Monday 14 April 2014

Captain America: The Winter Soldier (2014)

Poor Captain America. The superhero just got thawed out of an ice block. Yet before he’s had time for enough fish out of water shenanigans to fuel an SNL special, he’s had to fight off an alien invasion and now a global espionage conspiracy that may have compromised or even subverted SHIELD, his new employer.

While most of the Marvel Cinematic Universe consists of films in the superhero genre, Thor and Captain America play as twists on other genre films. While “The first avenger” was a patriotic 1940s war actioner with a superhero protagonist, its sequel is a paranoid 1970s spy thriller with the same superhero protagonist.
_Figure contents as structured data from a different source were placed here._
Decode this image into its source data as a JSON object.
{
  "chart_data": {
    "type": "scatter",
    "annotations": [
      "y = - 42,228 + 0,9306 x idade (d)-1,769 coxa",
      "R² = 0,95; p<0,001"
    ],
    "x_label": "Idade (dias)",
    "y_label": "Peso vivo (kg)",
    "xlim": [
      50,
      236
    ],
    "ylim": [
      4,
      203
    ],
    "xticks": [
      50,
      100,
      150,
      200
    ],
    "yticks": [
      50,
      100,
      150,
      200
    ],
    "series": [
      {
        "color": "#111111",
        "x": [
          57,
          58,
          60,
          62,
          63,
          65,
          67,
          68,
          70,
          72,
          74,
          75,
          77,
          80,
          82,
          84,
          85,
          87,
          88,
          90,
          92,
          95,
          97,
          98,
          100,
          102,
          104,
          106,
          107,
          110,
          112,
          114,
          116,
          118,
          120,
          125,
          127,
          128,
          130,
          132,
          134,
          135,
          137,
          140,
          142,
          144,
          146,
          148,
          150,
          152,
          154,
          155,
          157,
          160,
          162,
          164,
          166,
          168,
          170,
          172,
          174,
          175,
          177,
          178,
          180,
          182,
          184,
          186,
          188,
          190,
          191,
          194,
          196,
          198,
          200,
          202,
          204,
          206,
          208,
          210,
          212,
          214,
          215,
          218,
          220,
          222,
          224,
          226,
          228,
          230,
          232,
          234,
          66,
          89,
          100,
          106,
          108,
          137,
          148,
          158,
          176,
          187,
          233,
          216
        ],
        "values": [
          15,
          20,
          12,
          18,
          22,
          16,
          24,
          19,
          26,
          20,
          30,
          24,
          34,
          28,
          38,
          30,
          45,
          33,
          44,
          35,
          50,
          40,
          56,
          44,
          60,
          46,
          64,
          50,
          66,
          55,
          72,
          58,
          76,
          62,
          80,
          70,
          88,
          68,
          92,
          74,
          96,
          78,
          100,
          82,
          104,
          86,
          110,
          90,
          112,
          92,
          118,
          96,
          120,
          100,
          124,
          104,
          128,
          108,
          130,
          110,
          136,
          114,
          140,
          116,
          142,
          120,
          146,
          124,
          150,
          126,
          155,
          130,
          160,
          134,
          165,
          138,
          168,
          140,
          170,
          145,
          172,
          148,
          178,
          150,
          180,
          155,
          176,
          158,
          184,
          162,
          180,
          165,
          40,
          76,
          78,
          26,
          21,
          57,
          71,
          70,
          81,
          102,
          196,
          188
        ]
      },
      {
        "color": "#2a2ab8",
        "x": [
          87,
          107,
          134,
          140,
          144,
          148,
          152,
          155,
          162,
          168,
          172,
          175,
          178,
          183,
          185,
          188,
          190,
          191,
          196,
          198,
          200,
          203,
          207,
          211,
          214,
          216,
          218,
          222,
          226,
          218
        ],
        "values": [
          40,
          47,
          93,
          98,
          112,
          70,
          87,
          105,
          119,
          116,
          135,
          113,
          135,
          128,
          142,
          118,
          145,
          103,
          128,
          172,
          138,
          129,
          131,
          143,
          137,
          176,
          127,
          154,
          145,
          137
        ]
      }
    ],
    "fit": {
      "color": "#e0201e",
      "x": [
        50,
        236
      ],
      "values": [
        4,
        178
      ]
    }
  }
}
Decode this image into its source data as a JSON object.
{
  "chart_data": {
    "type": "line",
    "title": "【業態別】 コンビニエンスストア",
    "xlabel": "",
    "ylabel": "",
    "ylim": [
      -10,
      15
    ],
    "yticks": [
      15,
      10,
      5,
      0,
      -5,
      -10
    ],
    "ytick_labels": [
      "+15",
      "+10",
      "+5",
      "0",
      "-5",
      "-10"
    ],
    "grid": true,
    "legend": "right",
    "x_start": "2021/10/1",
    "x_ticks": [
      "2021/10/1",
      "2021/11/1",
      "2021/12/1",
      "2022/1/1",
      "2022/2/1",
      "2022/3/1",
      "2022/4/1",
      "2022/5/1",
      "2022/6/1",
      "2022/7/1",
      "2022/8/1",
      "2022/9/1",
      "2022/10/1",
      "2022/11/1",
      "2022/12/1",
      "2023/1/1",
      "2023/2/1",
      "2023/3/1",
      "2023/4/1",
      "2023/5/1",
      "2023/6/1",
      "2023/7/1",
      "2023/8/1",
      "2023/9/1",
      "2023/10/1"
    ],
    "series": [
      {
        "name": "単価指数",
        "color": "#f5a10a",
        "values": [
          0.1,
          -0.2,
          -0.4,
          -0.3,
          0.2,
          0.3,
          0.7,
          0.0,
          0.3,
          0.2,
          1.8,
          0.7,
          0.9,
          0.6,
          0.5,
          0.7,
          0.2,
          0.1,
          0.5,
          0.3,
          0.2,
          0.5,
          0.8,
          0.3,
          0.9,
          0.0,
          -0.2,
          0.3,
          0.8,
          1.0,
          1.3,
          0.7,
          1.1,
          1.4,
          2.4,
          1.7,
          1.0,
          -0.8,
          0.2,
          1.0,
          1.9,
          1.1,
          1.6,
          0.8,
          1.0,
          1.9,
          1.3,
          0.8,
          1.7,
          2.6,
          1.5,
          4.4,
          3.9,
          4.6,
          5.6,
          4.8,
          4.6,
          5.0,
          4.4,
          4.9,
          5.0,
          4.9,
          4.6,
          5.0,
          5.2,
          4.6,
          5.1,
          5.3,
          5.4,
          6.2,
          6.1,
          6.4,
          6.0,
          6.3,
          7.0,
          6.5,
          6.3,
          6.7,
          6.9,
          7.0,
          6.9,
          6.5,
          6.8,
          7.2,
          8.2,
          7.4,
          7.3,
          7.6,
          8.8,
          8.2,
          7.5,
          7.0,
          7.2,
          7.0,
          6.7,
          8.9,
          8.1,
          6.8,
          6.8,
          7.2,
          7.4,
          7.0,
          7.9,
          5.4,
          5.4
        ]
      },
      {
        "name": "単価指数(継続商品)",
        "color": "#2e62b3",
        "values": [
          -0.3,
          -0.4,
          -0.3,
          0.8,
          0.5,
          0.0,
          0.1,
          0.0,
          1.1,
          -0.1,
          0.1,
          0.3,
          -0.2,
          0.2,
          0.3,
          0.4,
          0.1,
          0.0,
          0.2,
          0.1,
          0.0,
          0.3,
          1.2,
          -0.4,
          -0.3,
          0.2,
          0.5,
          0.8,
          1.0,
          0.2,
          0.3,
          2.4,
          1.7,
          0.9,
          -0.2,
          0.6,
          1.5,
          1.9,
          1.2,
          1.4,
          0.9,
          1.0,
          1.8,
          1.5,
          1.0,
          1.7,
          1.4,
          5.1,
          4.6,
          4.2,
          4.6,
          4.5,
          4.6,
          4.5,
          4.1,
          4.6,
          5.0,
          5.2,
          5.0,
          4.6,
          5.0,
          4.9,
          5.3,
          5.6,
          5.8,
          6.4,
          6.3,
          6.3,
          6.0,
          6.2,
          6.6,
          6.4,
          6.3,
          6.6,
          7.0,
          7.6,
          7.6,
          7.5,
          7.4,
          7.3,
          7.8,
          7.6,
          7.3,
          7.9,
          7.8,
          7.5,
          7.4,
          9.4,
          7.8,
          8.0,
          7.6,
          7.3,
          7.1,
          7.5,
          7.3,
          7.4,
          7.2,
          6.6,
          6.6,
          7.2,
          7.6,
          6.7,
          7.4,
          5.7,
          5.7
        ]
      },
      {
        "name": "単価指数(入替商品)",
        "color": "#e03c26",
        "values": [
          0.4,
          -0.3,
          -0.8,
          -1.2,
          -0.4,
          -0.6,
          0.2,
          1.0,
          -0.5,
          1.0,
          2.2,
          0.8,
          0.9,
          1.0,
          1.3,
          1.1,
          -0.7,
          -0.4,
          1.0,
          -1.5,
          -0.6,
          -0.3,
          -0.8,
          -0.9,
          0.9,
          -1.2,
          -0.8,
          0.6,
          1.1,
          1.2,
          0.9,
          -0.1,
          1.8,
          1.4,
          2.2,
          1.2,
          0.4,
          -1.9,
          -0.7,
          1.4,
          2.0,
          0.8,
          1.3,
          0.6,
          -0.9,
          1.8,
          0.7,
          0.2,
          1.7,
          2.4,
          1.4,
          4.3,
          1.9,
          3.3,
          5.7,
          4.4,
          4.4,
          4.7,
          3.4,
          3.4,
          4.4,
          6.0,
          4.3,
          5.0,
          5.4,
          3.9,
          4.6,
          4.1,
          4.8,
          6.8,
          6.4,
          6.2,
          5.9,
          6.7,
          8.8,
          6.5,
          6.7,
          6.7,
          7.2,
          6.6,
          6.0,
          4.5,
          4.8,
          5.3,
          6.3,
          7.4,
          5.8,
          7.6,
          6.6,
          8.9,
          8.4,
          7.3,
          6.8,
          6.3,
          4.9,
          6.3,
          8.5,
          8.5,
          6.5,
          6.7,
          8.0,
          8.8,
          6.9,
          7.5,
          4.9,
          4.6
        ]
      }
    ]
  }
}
The twist though, smacks of genius. As the Russo brothers see it, the paranoid spy thriller where you can’t trust even your own spy agency, handlers, and government isn’t a holdover from the 1970s but a logical choice of genre in a post 9-11 world where the extraordinary counter-terrorist measures of Homeland Security, NSA, TSA and the government seem to strike more terror and limit more freedom than actual terrorists.
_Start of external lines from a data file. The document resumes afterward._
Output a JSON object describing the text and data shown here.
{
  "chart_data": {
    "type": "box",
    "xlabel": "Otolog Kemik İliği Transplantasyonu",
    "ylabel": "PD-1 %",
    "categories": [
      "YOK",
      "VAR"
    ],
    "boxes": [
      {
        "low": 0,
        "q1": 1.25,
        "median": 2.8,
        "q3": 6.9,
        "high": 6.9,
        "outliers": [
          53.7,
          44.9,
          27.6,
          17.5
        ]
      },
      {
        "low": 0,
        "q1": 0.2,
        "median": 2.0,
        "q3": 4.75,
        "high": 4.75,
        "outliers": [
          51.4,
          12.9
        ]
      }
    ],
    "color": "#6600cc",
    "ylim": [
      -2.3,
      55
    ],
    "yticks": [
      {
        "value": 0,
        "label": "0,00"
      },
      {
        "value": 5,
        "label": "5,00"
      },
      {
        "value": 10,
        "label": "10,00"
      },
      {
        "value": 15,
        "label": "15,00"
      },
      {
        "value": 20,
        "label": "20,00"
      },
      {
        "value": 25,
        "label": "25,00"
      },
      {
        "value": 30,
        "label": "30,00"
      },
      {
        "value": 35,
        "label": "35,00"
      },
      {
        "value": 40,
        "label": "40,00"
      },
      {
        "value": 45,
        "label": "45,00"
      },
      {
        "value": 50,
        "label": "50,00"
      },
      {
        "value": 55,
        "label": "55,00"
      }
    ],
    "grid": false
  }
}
So instead of a fish out of water comedy where fuddy duddy Steve Rogers struggles with modern pop culture, The winter soldier is a thriller where freedom-loving Steve Rogers struggles with the realities of the modern security state and the apparatuses that sustain its existence. This part of the film is its best thought-out and executed.

As an action film, Captain America is an ensemble affair with the captain providing strategic and moral leadership (and hitting the heavy punches), Scarlet Johansson’s Black Widow performing espionage duties, and Sebastian Stan’s “Falcon” filling in the role of tactical support. This part of the film is competently made and entertaining, providing structure to action setpieces.

The film is at its weakest when it functions as a vehicle to introduce the character of the Winter Soldier in an already-crowded film. The writers recycle the Hawkeye solution from the 2012 Avengers movie (yes, Bucky returns as a brainwashed heavy for the bad guys!) to diminishing returns: heavyhanded and disjointed scenes of Steve Rogers haunted by memories of a former comrade who may now be his greatest enemy bring an unintended bromance factor to the proceedings that is jarring and leads to no discernable payoff.

On the whole, The Winter Soldier is still one of the better, more imaginative, and original films of the MCU.